The British are so closely integrated into the Sierra Leone forces that some wear RSLAF insignia.
British officers do not just hold advisory positions - some of them occupy key positions within the hierarchy of the west African force.
The British role is broadly popular among Sierra Leonean civilians.
When I visited the village of Jagbwema, 20 kilometres west of Kainkordu, the villagers had lined up to sing "Welcome British, welcome British".
In other countries this would seem to a visiting journalist staged propaganda.
In Sierra Leone it is not; the people are disillusioned with a decade of war run by corrupt politicians on all sides and prosecuted by a traditionally rag-tag, disloyal army.
The situation was so bad before the British and the UN intervened that in a recent poll most Freetown residents said they would welcome recolonisation.
Exit strategy sought
This reality presents a dilemma for the British government.
Although Tony Blair's administration was happy to intervene two years ago, it is now looking for some sort of exit strategy as it does not want to create complete dependence on the British forces.
The British first intervened for a variety of reasons - and not just for the love of Sierra Leone.
They wanted to demonstrate to their European partners that they could "project" military power overseas.

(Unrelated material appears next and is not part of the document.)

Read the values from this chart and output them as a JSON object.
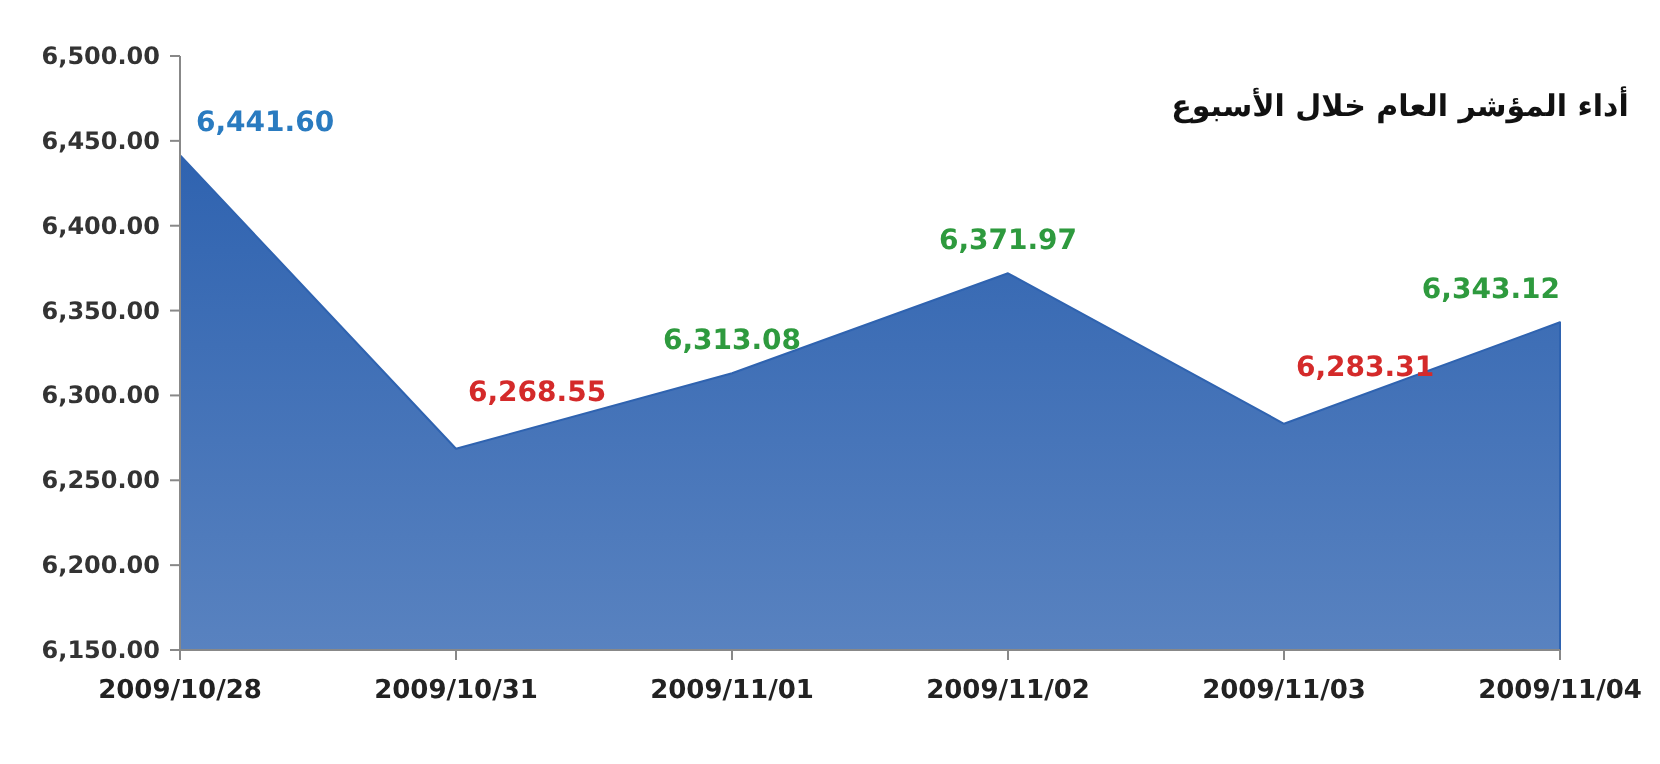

But many Sierra Leoneans now fear that a reduction in the British military presence - which sooner or later there will be - could leave them at the mercy of their own unreliable politicians and traditionally unreliable army, which has in the past mounted coups and behaved little better than the rebels.
The British-trained Republic of Sierra Leone Armed Forces will have a lot to live up to when the British finally leave.